Chapters VI, VII and VIII of War Against the Rull consist primarily of the revised material from "Repetition" and much of the original story has been excised or altered.  The murderous guide is now a woman, and much of the psychology stuff has been removed or changed to instead reflect female psychology.  The location has been moved to an extrasolar system and all the business about appeasing Mars to influence the Mars election is gone; instead we have political jazz related to the Terran relationship with alien races, the ezwal and the Rull.  The only things that remains unchanged are the barren landscape and the monster fighting elements.  These changes are all for the worse--most of the intellectually challenging stuff is gone--but the scenes are still entertaining in a surface action-adventure way. 

German and Dutch translations of
Proxy Intelligence and Other Mind Benders

"And the Walls Came Tumbling Down..." by John Wyndham (1951)

John Wyndham has a high reputation but, as I never tire of telling people, I wasn't crazy about The Chrysalids AKA Re-Birth.  Maybe I'll like this story, which debuted in an issue of Startling containing a story by Edmond Hamilton I haven't read yet and much discussion in the letters column related to whether or not the magazine should have monsters and sexy girls on its covers--many correspondents seem to think that the magazine will sell better if it switches to astronomical paintings and abandons the traditional "garish" and "lurid" and "oversexed" covers that readers are ashamed to let their relatives at home and strangers on the street see them carrying.  Just tell those judgmental normies "I was born this way" and "I'm just being me," people--let your freak frag fry!

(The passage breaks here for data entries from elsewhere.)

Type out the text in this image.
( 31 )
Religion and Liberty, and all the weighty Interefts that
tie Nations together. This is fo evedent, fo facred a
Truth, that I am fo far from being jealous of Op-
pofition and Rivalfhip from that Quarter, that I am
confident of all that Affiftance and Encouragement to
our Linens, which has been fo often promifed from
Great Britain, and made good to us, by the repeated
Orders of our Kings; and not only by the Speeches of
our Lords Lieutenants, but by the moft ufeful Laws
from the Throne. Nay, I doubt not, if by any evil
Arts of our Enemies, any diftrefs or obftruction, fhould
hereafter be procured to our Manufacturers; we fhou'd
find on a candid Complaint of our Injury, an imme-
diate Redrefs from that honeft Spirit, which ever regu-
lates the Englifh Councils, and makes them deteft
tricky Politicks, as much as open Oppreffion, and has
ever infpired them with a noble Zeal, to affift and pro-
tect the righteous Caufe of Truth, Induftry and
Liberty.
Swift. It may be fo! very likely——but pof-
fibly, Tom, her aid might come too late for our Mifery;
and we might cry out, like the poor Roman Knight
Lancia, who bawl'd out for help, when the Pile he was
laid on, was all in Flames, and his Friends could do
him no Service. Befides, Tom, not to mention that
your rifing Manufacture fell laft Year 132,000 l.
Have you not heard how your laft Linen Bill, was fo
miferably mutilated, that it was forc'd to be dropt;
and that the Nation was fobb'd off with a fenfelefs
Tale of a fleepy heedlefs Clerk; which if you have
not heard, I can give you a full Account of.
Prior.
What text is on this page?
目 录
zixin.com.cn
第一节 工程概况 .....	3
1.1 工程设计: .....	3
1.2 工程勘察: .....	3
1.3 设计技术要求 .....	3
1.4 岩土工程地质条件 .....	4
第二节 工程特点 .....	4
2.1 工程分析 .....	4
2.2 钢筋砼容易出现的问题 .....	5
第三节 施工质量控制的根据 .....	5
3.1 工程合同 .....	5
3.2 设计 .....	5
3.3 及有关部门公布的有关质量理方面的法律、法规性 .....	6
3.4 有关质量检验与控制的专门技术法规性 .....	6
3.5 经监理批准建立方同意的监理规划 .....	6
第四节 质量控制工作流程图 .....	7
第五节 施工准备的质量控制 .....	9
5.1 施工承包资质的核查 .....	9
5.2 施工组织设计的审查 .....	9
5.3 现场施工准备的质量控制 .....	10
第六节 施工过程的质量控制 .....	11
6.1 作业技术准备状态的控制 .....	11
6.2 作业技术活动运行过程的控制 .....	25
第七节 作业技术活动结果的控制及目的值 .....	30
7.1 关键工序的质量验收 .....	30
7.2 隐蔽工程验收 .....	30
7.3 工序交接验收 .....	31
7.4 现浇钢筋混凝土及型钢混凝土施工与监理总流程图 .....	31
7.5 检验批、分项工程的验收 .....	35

The gag of "And the Walls Came Tumbling Down...," the title of which appears with more or fewer ellipses depending on where it is printed, is that silicone-based aliens arrive on Earth and are amazed and disgusted to find carbon-based life.  You'll be proud to hear that the carbon-based life shoots half the arrogant interlopers' ships right out of the sky and then when the aliens land in the wilderness it is only a days before humans have discovered them and wiped them out.  CBL!  CBL!

The text of the story, which I guess is supposed to be funny, bug has some gruesome horror elements, is a series of reports from an expedition to Earth by the telepathic silicon creatures, crystal people, who approach Earth and are fired upon repeatedly; many of the crystal people are killed before they land.  Later events in the story suggest that the silicon ships were destroyed not intentionally by anti-aircraft weapons but accidentally by radar or radio waves.  

The surviving aliens then land in a desert, which they consider a paradise because of all the silicates just laying around.  Some gorge themselves on all the available silicates and grow to huge size.  Others study the trees and animals and people inhabiting the area, finding it hard to believe that an automobile, which exhibits the hardness and straight lines they associate with intelligent life, is not alive and certainly not intelligent but that soft sacks of tubes are in fact alive and may be intelligent.  One reason for confusion in the interactions between human and alien is that the crystal people and their equipment are totally transparent to visible light, essentially invisible to the human eye.  A pair of people crash their car right into the fortification thrown up by the aliens around their ship.  The aliens can read human minds but humans cannot pick up alien thought transmissions.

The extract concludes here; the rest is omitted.